In section Analysis of the results of the chosen model
it was highlighted that a one unit increase in the age variable has an impact increase of 3.87% on the base chance function. This fact was reinforced when the survival curves were made for different ages, since as age increased the curves declined more quickly.
Furthermore, when analyzing the \(\beta's\) of the treatment variable, treatments 2 and 3 had a smaller impact on the base chance function than treatment 1 and, when multiple comparisons were made to analyze the comparison between treatments 2 and 3 , treatment 3 had a 204.04% greater impact on the base chance function than treatment 2.
Therefore, the analysis carried out in the first paragraph in relation to Figure Survival curves for ages 33 to 83 by treatment
was completely consistent with the analysis of \(\beta's\) and provided us with insights into the database of lung cancer cases.
References
R Core Team (2021).

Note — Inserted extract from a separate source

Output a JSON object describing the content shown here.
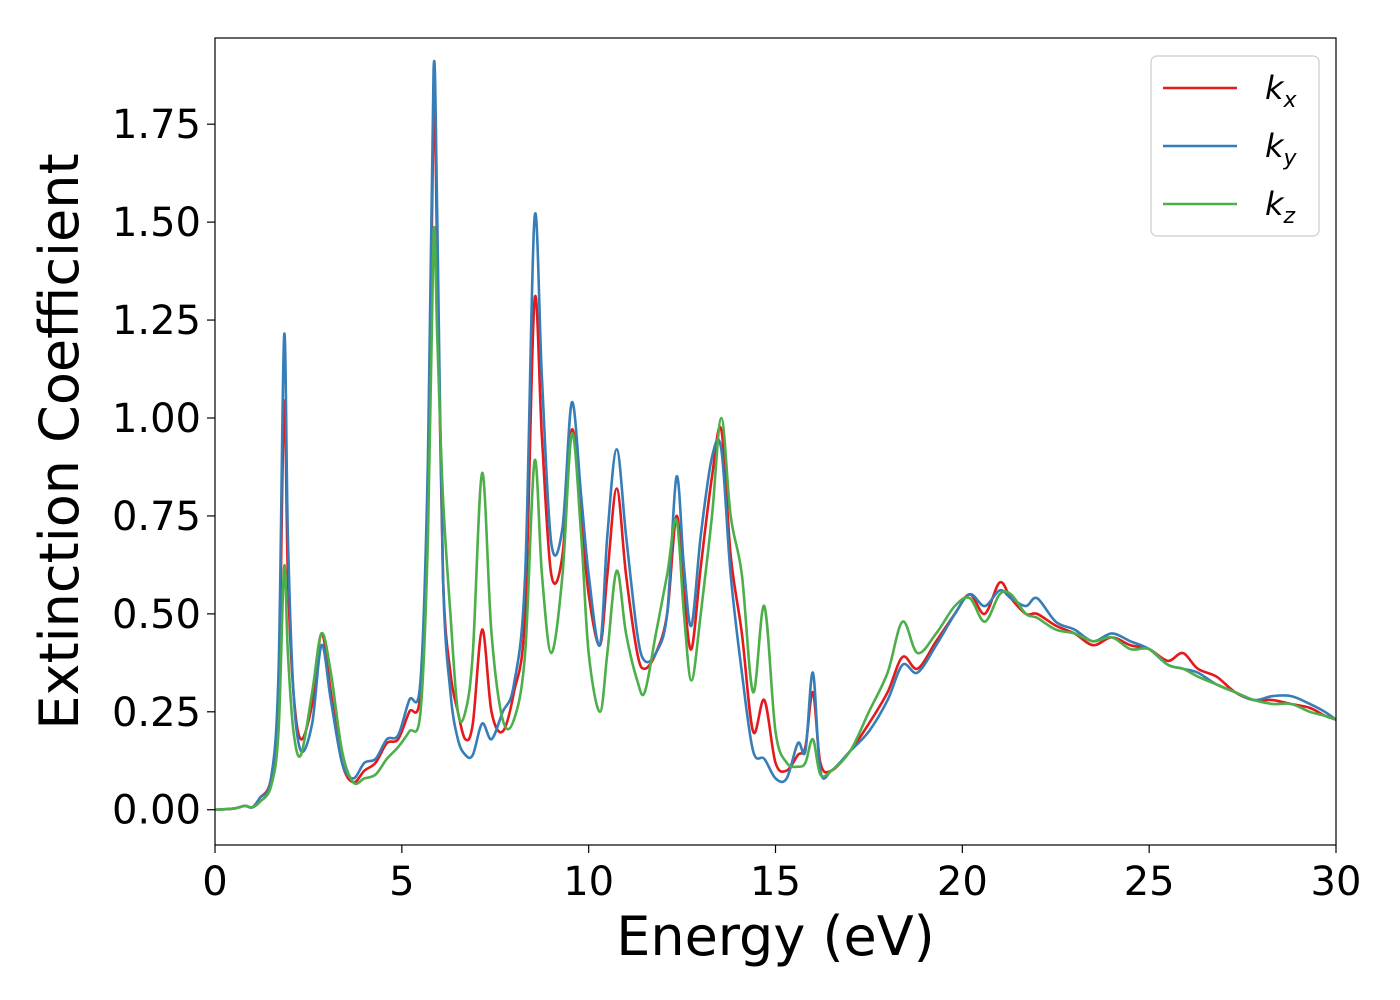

R: A language and environment for statistical computing. R Foundation for Statistical Computing, Vienna, Austria. URL https://www.R-project.org/.
survstan: Fitting Survival Regression Models via Stan. URL: https://cran.r-project.org/web/packages/survstan/index.html
Lawless (2002) ISBN:9780471372158;
Bennett (1982) doi:10.1002/sim.4780020223;
Chen and Wang(2000) doi:10.1080/01621459.2000.10474236;
Demarqui and Mayrink (2021) doi:10.1214/20-BJPS471.